This recording is from 2010, also. I had it on repeat for a month or so just after I got it, because I was impressed with the skill and care put into composing the captivating atmosphere of the mix. Andrew Quitter has been recording for more than 14 years, and it shows. He runs a label called Dumpsterscore, which has put out a lot of dark industrial electronics and noise recordings since its inception in 2003. From the limited amount of recordings I’ve heard of his Regosphere project and what he has posted on Bandcamp under his own name I can see that he has a great intuition about putting sounds together thoughtfully to evoke what he intends to evoke. The atmosphere of this tape is akin to some recordings I have from an artist by the name of Minoy, who was prolific in the 80’s cassette scene. Fantastic stuff. On this tape there is an abundance of wobbling white noise, field recordings of metals, what sounds like flanger feedback (but could also be synthesizer), and in the notes vocals are mentioned but I never could distinguish any voice out of the din. Andrew likes pedals. Sometimes a voice heavily effected with pedals can produce odd sounds that by other means would not happen. The clanking metals with a natural reverb from the site where the field recordings were taken work well, adding to the mood rather than sounding superfluous. On a couple of these pieces there are unnerving low or high end alarm-like synthesizer sounds, which work alternately to add detail to the 3-dimensional vibrations of The Fear, or paranoia, or The Grim Absence of Hope. The sounds are varied and the mix is always changing, which makes this recording expressive and interesting to listen to.

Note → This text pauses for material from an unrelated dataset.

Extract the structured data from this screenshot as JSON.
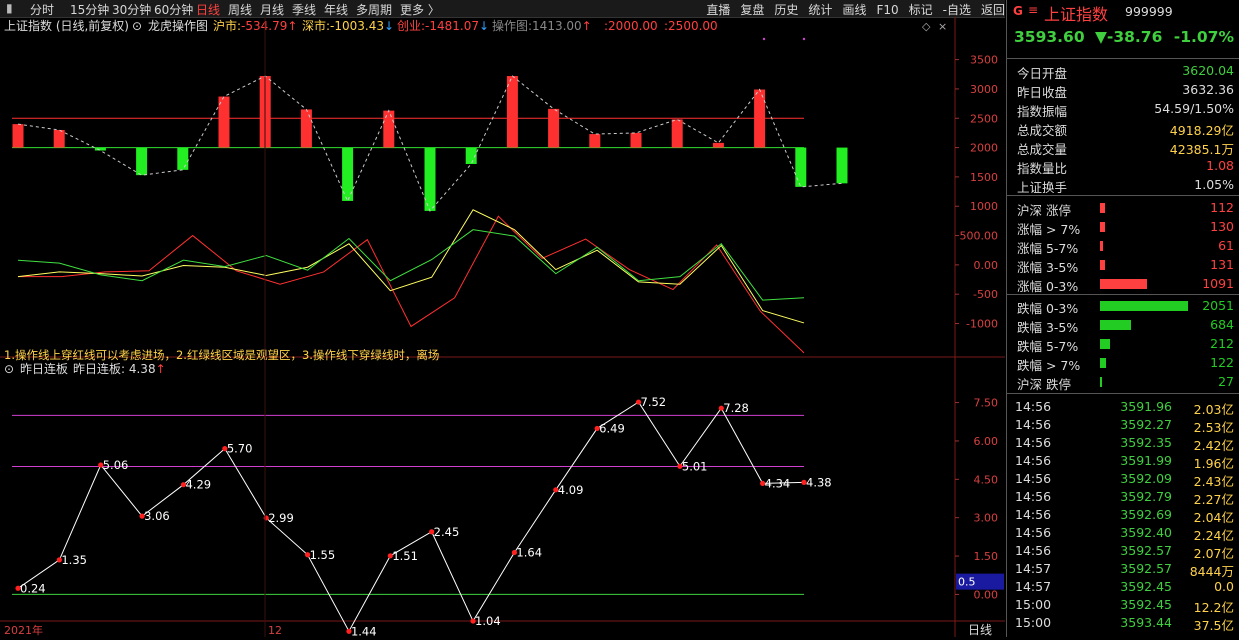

The darkness and texture of ‘industrial electronics’ on this tape articulate for me the bitterness incurred by being subject to the many symptoms of the crumbling societies of this Earth. This kind of feeling is what catapulted me head first into a much deeper appreciation of industrial music at first listen to Throbbing Gristle’s live performance at Veteran’s Auditorium, Los Angeles, May 22nd 1981. About 7 minutes into the set, with a rhythm and a bed of noises, Genesis begins a repeating vocal line that sounds like “wuh-buh-buh-buh”. The distortion of the vocals is brain bending. The inanity is horrifying and revelatory. It said to me, “Yes, this world is in fact as screwed up as you’ve thought, and way more…” – but somehow it was sort of beautiful. It made me see more details, feel more depth, show me totally new angles, which from an early age was what I thought the word ‘psychedelic’ was supposed to mean. I find a fair portion of industrial music to be more psychedelic than a lot of music popularly regarded as psychedelic. Maybe this perspective is largely product of growing up in the time that I grew up.
There’s a movie that came out a few years ago, called “Sunshine”, which at its ending depicts a character in a giant chamber which is covered on all surfaces with atomic bombs. The bombs go off as the ship containing the chamber is crashing into the sun. The character watches in awe as the flames and explosions happen all around him. With the music of this scene (too sweet…too sentimental…) removed I would make a bit of a comparison of the feelings evoked by these images to the feelings Throbbing Gristle evoked in me. It’s horrible chaos, but it’s unthinkably just-as-it-must-be.
Industrial culture has a lot of touchpoints, and I believe that a lot of them, especially in the more sample-laden music, are like disco mirror balls that reflect many other touchpoints. Of course what I’ve taken from ‘Like Surgical Steel’ is not certain to be what Andrew intended or what anybody else got from it. Having experienced a lot of the dark feelings typified by industrial music myself, I identify with this music at times perhaps more strongly than I would like to. I have more of an idealistic nature and often wish for things to be much more hopeful than they actually are. Often, though, I find a comfort in identifying with bleaker aesthetics such as this tape to vindicate anger. Other times I just like the sounds and textures. Regosphere is aptly skilled to satisfy both of these needs.